I slowly turned to Huge. Slow, like something was about to go down.
“Cute little set-up.”
“It’s all above board.”
“I don’t think so,” I said.
Huge backed away. “Nothing you can do about it. Deal’s a deal.”
“You got goons to chase the money. Not bailiffs. That smells.”
“It’s quicker. You know how long it takes to get through the courts these days?” He dropped into his chair. Wish I knew the chair manufacturer. I’d buy shares. It didn’t collapse.
“It’s legal. You got nothing,” he said. Then: “Jeesus!”
He leapt from his chair. Smoke was pouring from under one of the cars in his lot. He grabbed a fire extinguisher by the front door and trotted outside as fast as a huge man can move.
I reached over to his desk, ripped the cables from the back of his laptop, helped myself to one of his branded keyrings, grabbed Aaron’s arm and pushed him out the door.
“Drive,” I said quietly into his ear. He got the message, we jumped into the Subaru and we were gone. Huge had put out the fire of dead grass and an oily rag I had picked up off Banger’s porch. He stared at us leaving, shook his head and headed back into his slime den. He’d catch on soon enough.

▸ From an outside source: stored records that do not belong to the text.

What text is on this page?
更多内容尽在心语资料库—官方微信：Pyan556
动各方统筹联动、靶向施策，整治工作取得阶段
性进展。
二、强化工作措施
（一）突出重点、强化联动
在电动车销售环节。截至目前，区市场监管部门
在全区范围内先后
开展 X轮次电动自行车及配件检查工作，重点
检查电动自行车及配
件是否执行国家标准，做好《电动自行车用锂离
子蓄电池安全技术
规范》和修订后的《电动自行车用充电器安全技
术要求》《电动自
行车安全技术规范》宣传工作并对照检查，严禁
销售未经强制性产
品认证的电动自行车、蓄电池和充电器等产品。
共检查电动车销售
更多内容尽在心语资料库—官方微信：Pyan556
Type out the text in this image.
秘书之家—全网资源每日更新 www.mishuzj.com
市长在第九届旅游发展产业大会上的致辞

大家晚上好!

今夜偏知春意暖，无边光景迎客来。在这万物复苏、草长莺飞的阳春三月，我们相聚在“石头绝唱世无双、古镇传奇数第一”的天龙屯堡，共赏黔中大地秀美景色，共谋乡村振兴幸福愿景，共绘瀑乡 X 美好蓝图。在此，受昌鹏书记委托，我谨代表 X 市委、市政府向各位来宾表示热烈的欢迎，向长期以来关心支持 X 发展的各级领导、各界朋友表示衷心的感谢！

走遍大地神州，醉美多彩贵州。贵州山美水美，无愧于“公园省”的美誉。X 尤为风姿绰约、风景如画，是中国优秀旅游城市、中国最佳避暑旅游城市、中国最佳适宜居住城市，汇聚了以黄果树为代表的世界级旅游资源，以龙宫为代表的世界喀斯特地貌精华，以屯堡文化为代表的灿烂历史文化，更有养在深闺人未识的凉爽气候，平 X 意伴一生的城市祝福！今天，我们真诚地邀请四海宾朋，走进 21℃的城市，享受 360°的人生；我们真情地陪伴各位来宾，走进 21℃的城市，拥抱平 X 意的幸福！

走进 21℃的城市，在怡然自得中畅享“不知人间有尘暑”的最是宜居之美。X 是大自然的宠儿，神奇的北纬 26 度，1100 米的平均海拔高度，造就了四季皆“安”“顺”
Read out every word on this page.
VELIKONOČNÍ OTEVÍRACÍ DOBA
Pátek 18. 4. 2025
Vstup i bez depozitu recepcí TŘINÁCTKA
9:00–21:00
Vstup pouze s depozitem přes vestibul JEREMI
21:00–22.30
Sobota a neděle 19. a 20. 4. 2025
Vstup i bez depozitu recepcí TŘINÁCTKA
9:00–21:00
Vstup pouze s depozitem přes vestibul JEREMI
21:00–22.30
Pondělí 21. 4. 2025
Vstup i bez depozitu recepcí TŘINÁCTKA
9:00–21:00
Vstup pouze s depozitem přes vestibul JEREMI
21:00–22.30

I hadn’t closed the laptop. If you close it you have to sign in again with a password. But if it’s already open…
“Don’t take any usual routes. Don’t go to your place.”
“Where can I go?”
“Do you use the wifi anywhere else in town?”
“The library.”
“You know the password.”
“Sure. What are you going to do?”
“Some people might call it blackmail. I call it retribution. Every scum deal he has done will be on this.”
“He’ll have everything on the cloud. He just has to sign in with another PC.”
“Yes but this Huge Deals keyring has a memory stick. I’ll copy his cloud folder and then hand back his laptop. After all, to keep it would be theft. Theft doesn’t pay. But blackmail, well, blackmail works a treat.”
“How can we blackmail him?”
“Are you kidding me? This laptop has to be a treasure trove of illegal bullshit. Scumbag like that.”
“Yeah, OK, makes sense. So I’ll be off the hook.”
“Damn right.”
“But I’ve got to live in Sidney. Huge knows where I live…my cousin…”
“Yeah, I’d look at moving on real soon,” I said. “But at least you’re not going to be beaten to a pulp for ten grand.”
Aaron looked out the window.
“Do you own much?”
“I could fit everything I own in the trunk. Working crab boats makes you very mobile.”
“Pack your stuff in the car. I know a place where we can get a great pulled pork lunch.”